EDIT: To be more specific, my concrete confusion comes in how to prove $\text{im}(\beta)=\text{ker}(\alpha)$. Does one need partitions of unity for that? To show that alpha is surjective, which is part of the exactness, one does have to use a partition of unity, and as A. Thomas Yerger noted, it follows more or less by definition.
Here's a tentative answer under the assumption that $\beta$ is defined incorrectly, slightly. I think it should be as follows. Let $F$ be a vector bundle, and think of it as a functor taking values in vector spaces of sections.

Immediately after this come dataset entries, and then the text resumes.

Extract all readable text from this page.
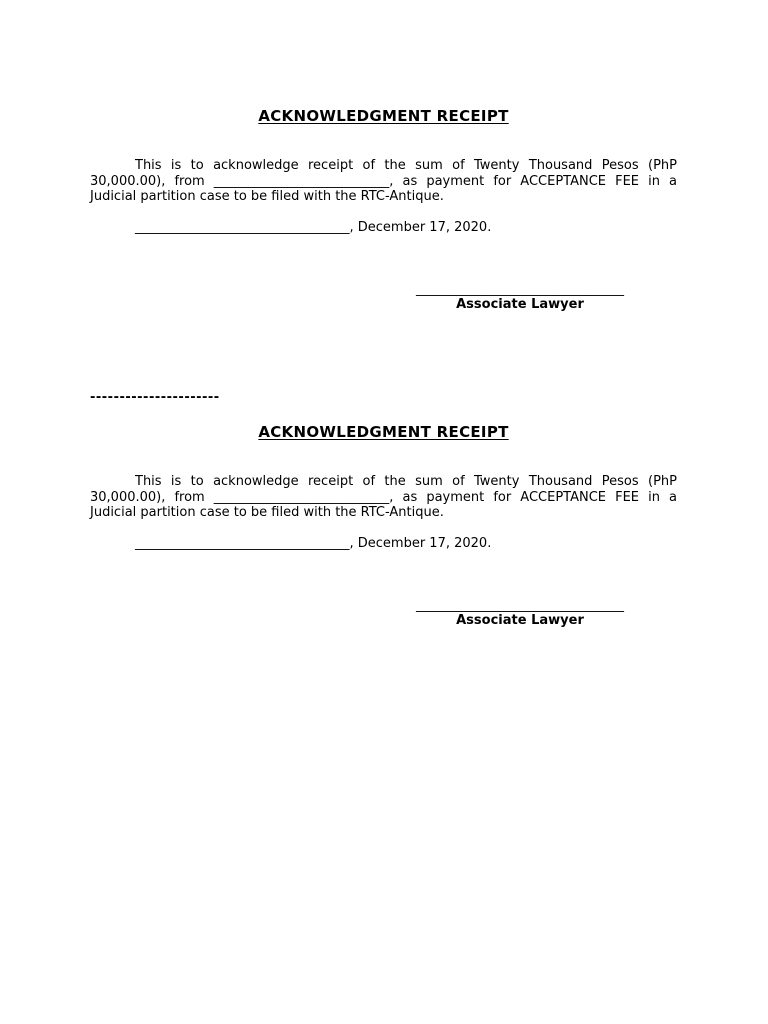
ACKNOWLEDGMENT RECEIPT

This is to acknowledge receipt of the sum of Twenty Thousand Pesos (PhP 30,000.00), from ___________________________, as payment for ACCEPTANCE FEE in a Judicial partition case to be filed with the RTC-Antique.

_________________________________, December 17, 2020.

________________________________
Associate Lawyer
----------------------
ACKNOWLEDGMENT RECEIPT

This is to acknowledge receipt of the sum of Twenty Thousand Pesos (PhP 30,000.00), from ___________________________, as payment for ACCEPTANCE FEE in a Judicial partition case to be filed with the RTC-Antique.

_________________________________, December 17, 2020.

________________________________
Associate Lawyer
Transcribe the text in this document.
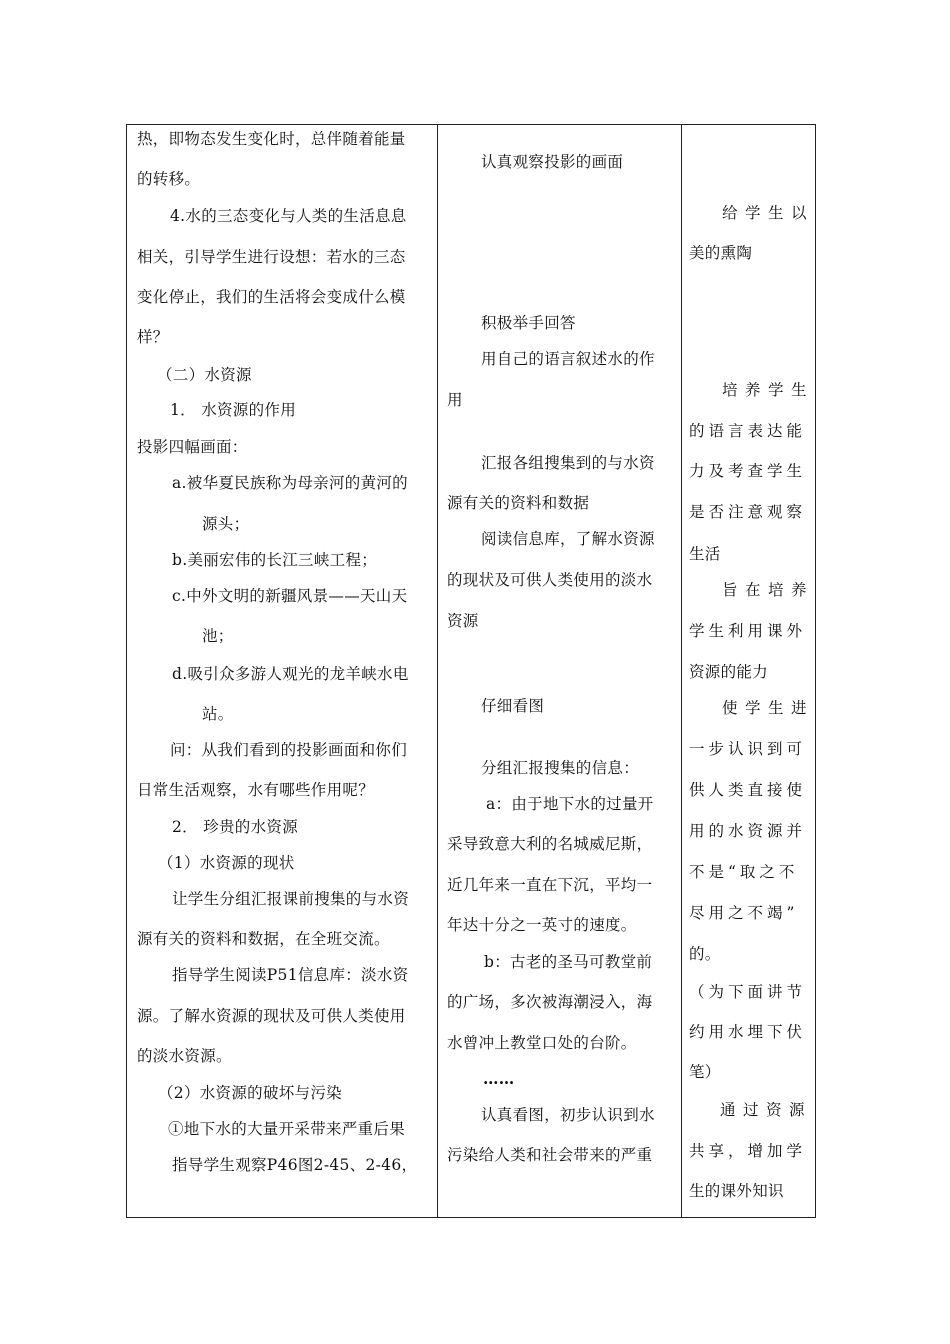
热，即物态发生变化时，总伴随着能量
的转移。
4.水的三态变化与人类的生活息息
相关，引导学生进行设想：若水的三态
变化停止，我们的生活将会变成什么模
样？
（二）水资源
1． 水资源的作用
投影四幅画面：
a.被华夏民族称为母亲河的黄河的
源头；
b.美丽宏伟的长江三峡工程；
c.中外文明的新疆风景——天山天
池；
d.吸引众多游人观光的龙羊峡水电
站。
问：从我们看到的投影画面和你们
日常生活观察，水有哪些作用呢？
2． 珍贵的水资源
（1）水资源的现状
让学生分组汇报课前搜集的与水资
源有关的资料和数据，在全班交流。
指导学生阅读P51信息库：淡水资
源。了解水资源的现状及可供人类使用
的淡水资源。
（2）水资源的破坏与污染
①地下水的大量开采带来严重后果
指导学生观察P46图2-45、2-46，
认真观察投影的画面
积极举手回答
用自己的语言叙述水的作
用
汇报各组搜集到的与水资
源有关的资料和数据
阅读信息库，了解水资源
的现状及可供人类使用的淡水
资源
仔细看图
分组汇报搜集的信息：
a：由于地下水的过量开
采导致意大利的名城威尼斯，
近几年来一直在下沉，平均一
年达十分之一英寸的速度。
b：古老的圣马可教堂前
的广场，多次被海潮浸入，海
水曾冲上教堂口处的台阶。
……
认真看图，初步认识到水
污染给人类和社会带来的严重
给学生以
美的熏陶
培养学生
的语言表达能
力及考查学生
是否注意观察
生活
旨在培养
学生利用课外
资源的能力
使学生进
一步认识到可
供人类直接使
用的水资源并
不是“取之不
尽用之不竭”
的。
（为下面讲节
约用水埋下伏
笔）
通过资源
共享，增加学
生的课外知识
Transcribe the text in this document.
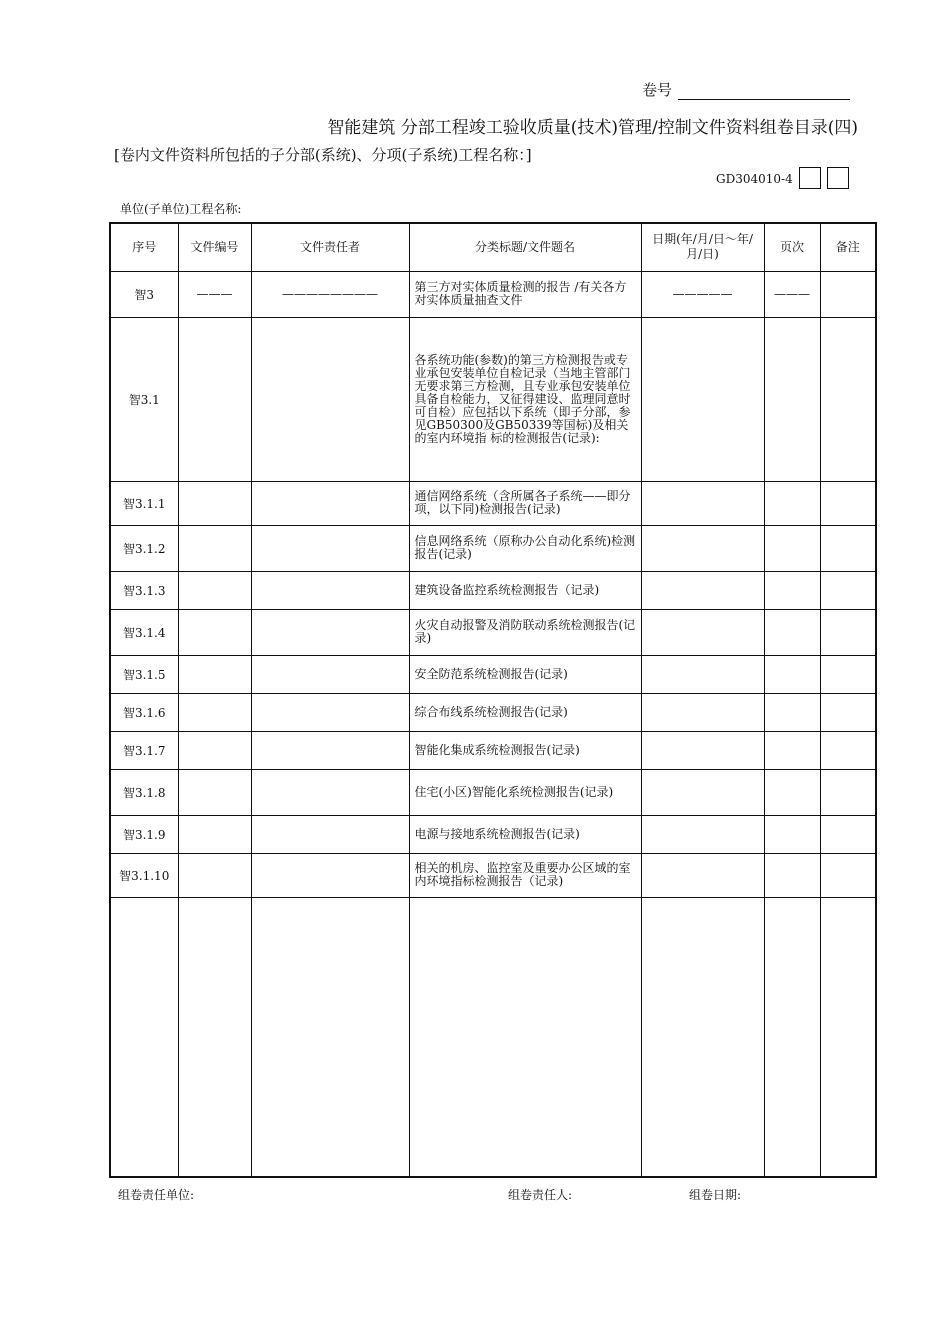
卷号
智能建筑 分部工程竣工验收质量(技术)管理/控制文件资料组卷目录(四)
[卷内文件资料所包括的子分部(系统)、分项(子系统)工程名称：]
GD304010-4
单位(子单位)工程名称:
序号	文件编号	文件责任者	分类标题/文件题名	日期(年/月/日～年/月/日)	页次	备注
智3	———	————————	第三方对实体质量检测的报告 /有关各方对实体质量抽查文件	—————	———	
智3.1			各系统功能(参数)的第三方检测报告或专业承包安装单位自检记录（当地主管部门无要求第三方检测，且专业承包安装单位具备自检能力，又征得建设、监理同意时可自检）应包括以下系统（即子分部，参见GB50300及GB50339等国标)及相关的室内环境指 标的检测报告(记录):			
智3.1.1			通信网络系统（含所属各子系统——即分项，以下同)检测报告(记录)			
智3.1.2			信息网络系统（原称办公自动化系统)检测报告(记录)			
智3.1.3			建筑设备监控系统检测报告（记录)			
智3.1.4			火灾自动报警及消防联动系统检测报告(记录)			
智3.1.5			安全防范系统检测报告(记录)			
智3.1.6			综合布线系统检测报告(记录)			
智3.1.7			智能化集成系统检测报告(记录)			
智3.1.8			住宅(小区)智能化系统检测报告(记录)			
智3.1.9			电源与接地系统检测报告(记录)			
智3.1.10			相关的机房、监控室及重要办公区域的室内环境指标检测报告（记录)			

组卷责任单位:	组卷责任人:	组卷日期:
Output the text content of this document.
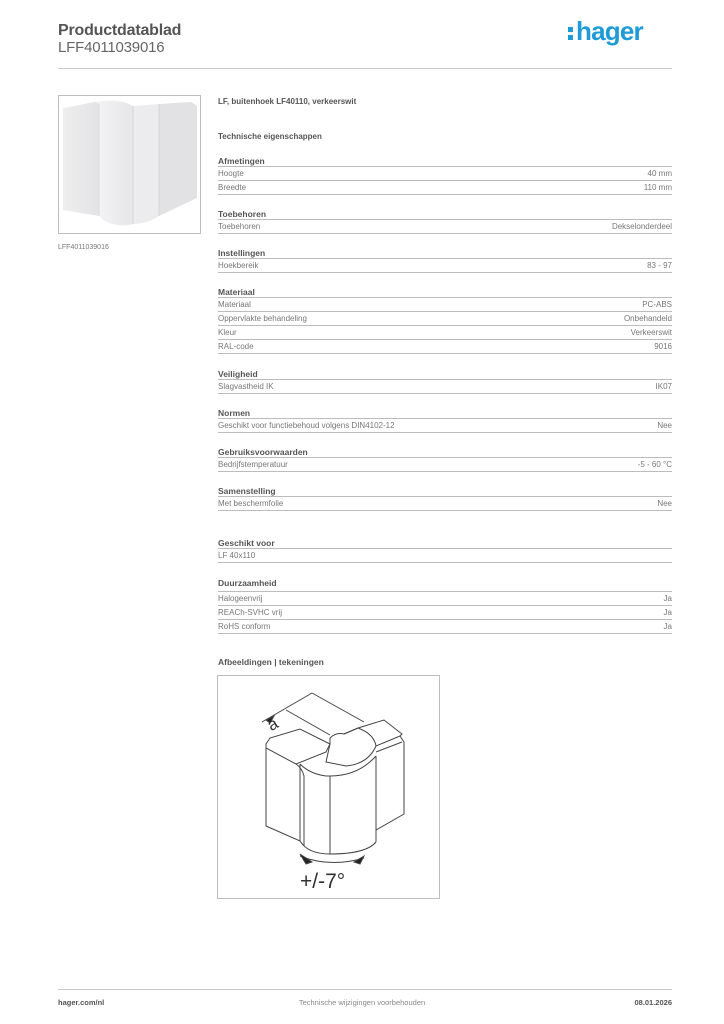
Productdatablad
LFF4011039016
hager
LFF4011039016
LF, buitenhoek LF40110, verkeerswit
Technische eigenschappen
Afmetingen
Hoogte	40 mm
Breedte	110 mm
Toebehoren
Toebehoren	Dekselonderdeel
Instellingen
Hoekbereik	83 - 97
Materiaal
Materiaal	PC-ABS
Oppervlakte behandeling	Onbehandeld
Kleur	Verkeerswit
RAL-code	9016
Veiligheid
Slagvastheid IK	IK07
Normen
Geschikt voor functiebehoud volgens DIN4102-12	Nee
Gebruiksvoorwaarden
Bedrijfstemperatuur	-5 - 60 °C
Samenstelling
Met beschermfolie	Nee
Geschikt voor
LF 40x110
Duurzaamheid
Halogeenvrij	Ja
REACh-SVHC vrij	Ja
RoHS conform	Ja
Afbeeldingen | tekeningen
a
+/-7°
hager.com/nl	Technische wijzigingen voorbehouden	08.01.2026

Then we have $\beta: \bigoplus_{i,j} F(U_i \cap U_j) \to \bigoplus_{i} F(U_i)$ and be defined by sending $$(\phi: U_i \cap U_j \to F) \mapsto \left( (i_*\phi:U_i \to F), (-i_*\phi:U_j \to F) \right)$$, where $i_*$ is the extension by $0$ of the inclusion, as in the question.
In this form, we consider the kernel of $\alpha$. This consists of all tuples of sections $\varphi_i: U_i \to F$ such that the $U_i$ sum to $0$ when you extend them all by $0$ to sections over all of $U$. For example, this happens when you have sections which are $0$ on the complement $U - \bigcup_{i,j} (U_i \cap U_j)$ and have opposite signs on the intersections, so that their sum is $0$. Well, this is exactly what $\beta$'s image is, by construction. We are sending things on the intersection to the same place with opposite sign so that they can be cancelled by $\alpha$.